Abstract

Obesity is a risk factor for asthma, especially nonallergic asthma. Ozone, a common air pollutant, is a nonallergic asthma trigger. Importantly, ozone-induced decrements in lung function are greater in obese and overweight human subjects than in lean individuals. Obese mice also exhibit exaggerated pulmonary responses to ozone. Ozone causes greater increases in pulmonary resistance, in bronchoalveolar lavage neutrophils, and in airway hyperresponsiveness in obese than in lean mice. Our data indicate that IL-33 plays a role in mediating these events. Ozone causes greater release of IL-33 into bronchoalveolar lavage fluid in obese than in lean mice.
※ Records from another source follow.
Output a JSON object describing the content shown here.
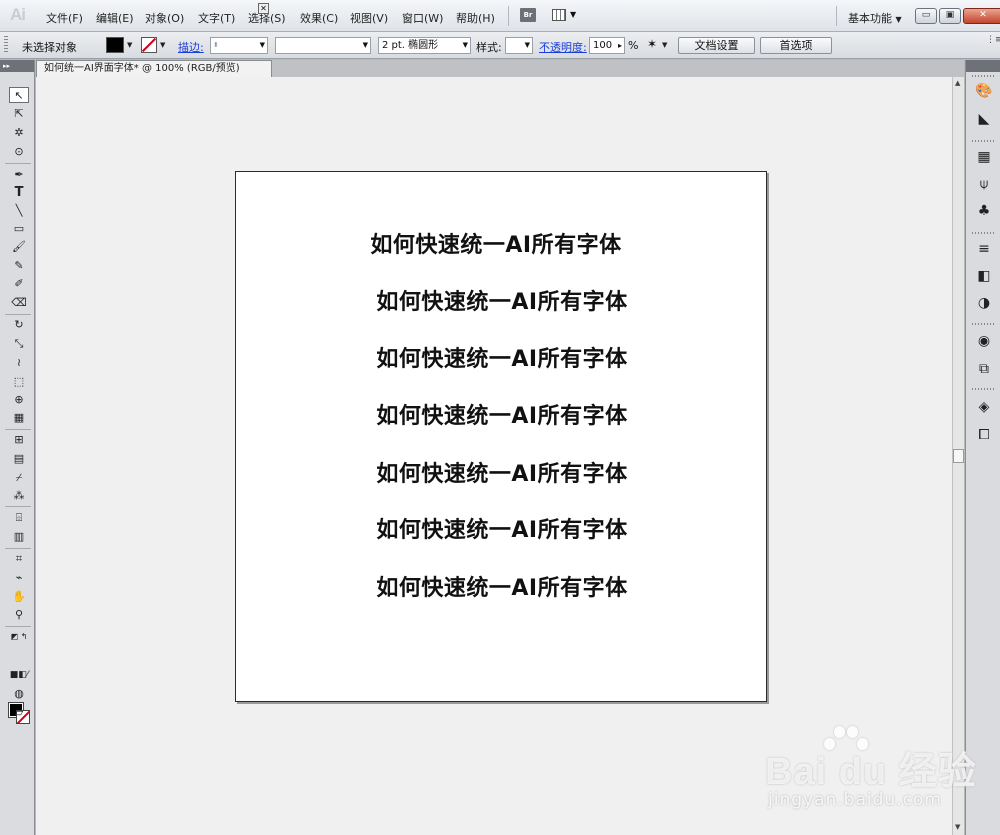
{
  "app": {
    "logo": "Ai"
  },
  "menu": {
    "items": [
      "文件(F)",
      "编辑(E)",
      "对象(O)",
      "文字(T)",
      "选择(S)",
      "效果(C)",
      "视图(V)",
      "窗口(W)",
      "帮助(H)"
    ],
    "bridge_label": "Br",
    "workspace": "基本功能"
  },
  "window_controls": {
    "minimize": "▭",
    "restore": "▣",
    "close": "✕"
  },
  "control_panel": {
    "selection_status": "未选择对象",
    "stroke_link": "描边:",
    "stroke_weight_value": "",
    "brush_value": "",
    "point_label": "2 pt. 椭圆形",
    "style_label": "样式:",
    "opacity_link": "不透明度:",
    "opacity_value": "100",
    "opacity_unit": "%",
    "document_setup": "文档设置",
    "preferences": "首选项"
  },
  "document": {
    "tab_title": "如何统一AI界面字体* @ 100% (RGB/预览)",
    "tab_close": "✕",
    "lines": [
      "如何快速统一AI所有字体",
      "如何快速统一AI所有字体",
      "如何快速统一AI所有字体",
      "如何快速统一AI所有字体",
      "如何快速统一AI所有字体",
      "如何快速统一AI所有字体",
      "如何快速统一AI所有字体"
    ]
  },
  "watermark": {
    "brand": "Bai du 经验",
    "url": "jingyan.baidu.com"
  },
  "colors": {
    "fill": "#000000",
    "stroke_none": "#d0001b",
    "link": "#1a3fd8"
  }
}
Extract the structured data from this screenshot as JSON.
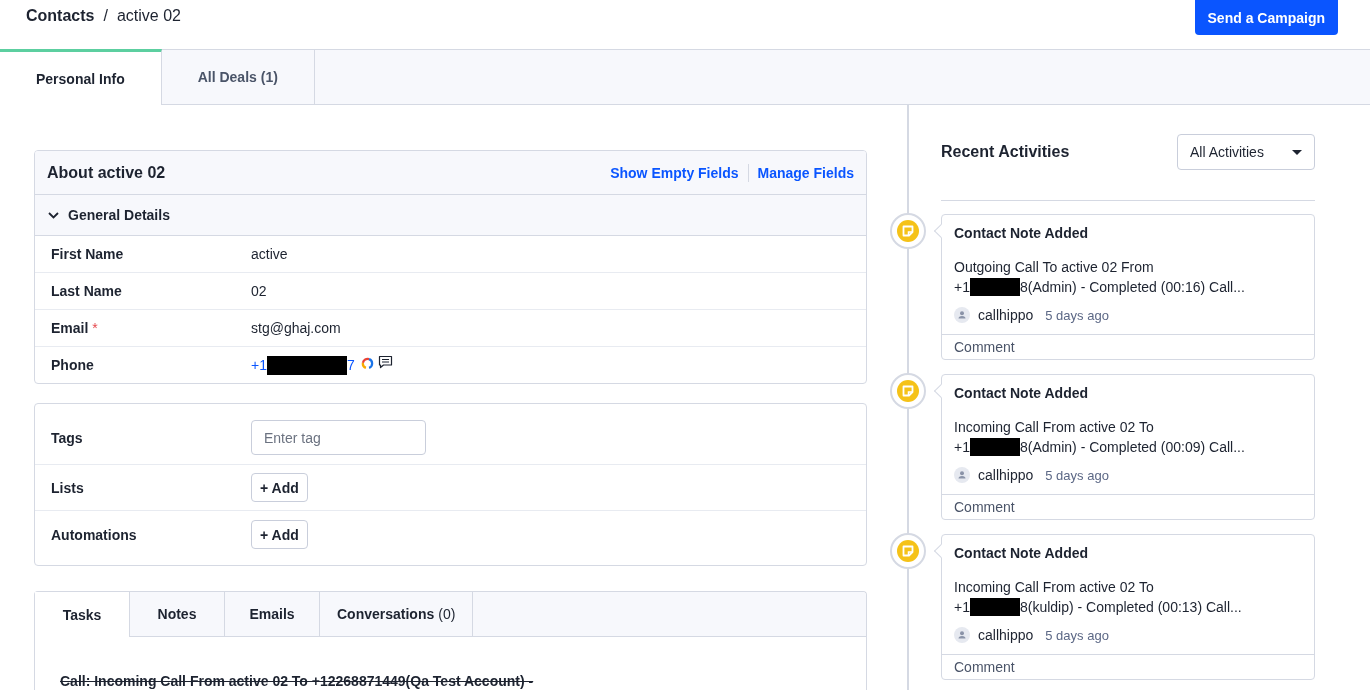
{
  "breadcrumb": {
    "separator": "/",
    "items": [
      {
        "label": "Contacts",
        "current": false
      },
      {
        "label": "active 02",
        "current": true
      }
    ]
  },
  "header_button": {
    "label": "Send a Campaign"
  },
  "tabs": [
    {
      "label": "Personal Info",
      "selected": true
    },
    {
      "label": "All Deals (1)",
      "selected": false
    }
  ],
  "about": {
    "title": "About active 02",
    "links": [
      "Show Empty Fields",
      "Manage Fields"
    ],
    "section": {
      "label": "General Details",
      "expanded": true
    },
    "fields": [
      {
        "kind": "text",
        "label": "First Name",
        "value": "active"
      },
      {
        "kind": "text",
        "label": "Last Name",
        "value": "02"
      },
      {
        "kind": "text",
        "label": "Email",
        "required_mark": "*",
        "value": "stg@ghaj.com"
      },
      {
        "kind": "phone",
        "label": "Phone",
        "value_before_redaction": "+1",
        "value_after_redaction": "7"
      }
    ]
  },
  "tags_card": {
    "rows": [
      {
        "kind": "input",
        "label": "Tags",
        "placeholder": "Enter tag"
      },
      {
        "kind": "add",
        "label": "Lists",
        "button": "+ Add"
      },
      {
        "kind": "add",
        "label": "Automations",
        "button": "+ Add"
      }
    ]
  },
  "activity_tabs": {
    "tabs": [
      {
        "label": "Tasks",
        "selected": true
      },
      {
        "label": "Notes",
        "selected": false
      },
      {
        "label": "Emails",
        "selected": false
      },
      {
        "label": "Conversations",
        "count": "(0)",
        "selected": false
      }
    ],
    "tasks": [
      {
        "text": "Call: Incoming Call From active 02 To +12268871449(Qa Test Account) -",
        "done": true
      }
    ]
  },
  "recent_activities": {
    "title": "Recent Activities",
    "filter": "All Activities",
    "items": [
      {
        "title": "Contact Note Added",
        "description_line_1": "Outgoing Call To active 02 From",
        "description_line_2_start": "+1",
        "description_line_2_end": "8(Admin) - Completed (00:16) Call...",
        "author": "callhippo",
        "time": "5 days ago",
        "comment": "Comment"
      },
      {
        "title": "Contact Note Added",
        "description_line_1": "Incoming Call From active 02 To",
        "description_line_2_start": "+1",
        "description_line_2_end": "8(Admin) - Completed (00:09) Call...",
        "author": "callhippo",
        "time": "5 days ago",
        "comment": "Comment"
      },
      {
        "title": "Contact Note Added",
        "description_line_1": "Incoming Call From active 02 To",
        "description_line_2_start": "+1",
        "description_line_2_end": "8(kuldip) - Completed (00:13) Call...",
        "author": "callhippo",
        "time": "5 days ago",
        "comment": "Comment"
      }
    ]
  }
}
Furthermore, an antibody blocking the IL-33 receptor, ST2, attenuates ozone-induced airway hyperresponsiveness in obese but not in lean mice. Our data also indicate a complex role for tumor necrosis factor (TNF)-α in obesity-related effects on the response to ozone. In obese mice, genetic deficiency in either TNF-α or TNF-α receptor 2 augments ozone-induced airway hyperresponsiveness, whereas TNF-α receptor 2 deficiency virtually abolishes ozone-induced airway hyperresponsiveness in lean mice. Finally, obesity is known to alter the gut microbiome. In female mice, antibiotics attenuate obesity-related increases in the effect of ozone on airway hyperresponsiveness, possibly by altering microbial production of short-chain fatty acids. Asthma control is often difficult to achieve in obese patients with asthma. Our data suggest that therapeutics directed against IL-33 may ultimately prove effective in these patients. The data also suggest that dietary manipulations and other strategies (prebiotics, probiotics) that alter the microbiome and/or its metabolic products may represent a new frontier for treating asthma in obese individuals.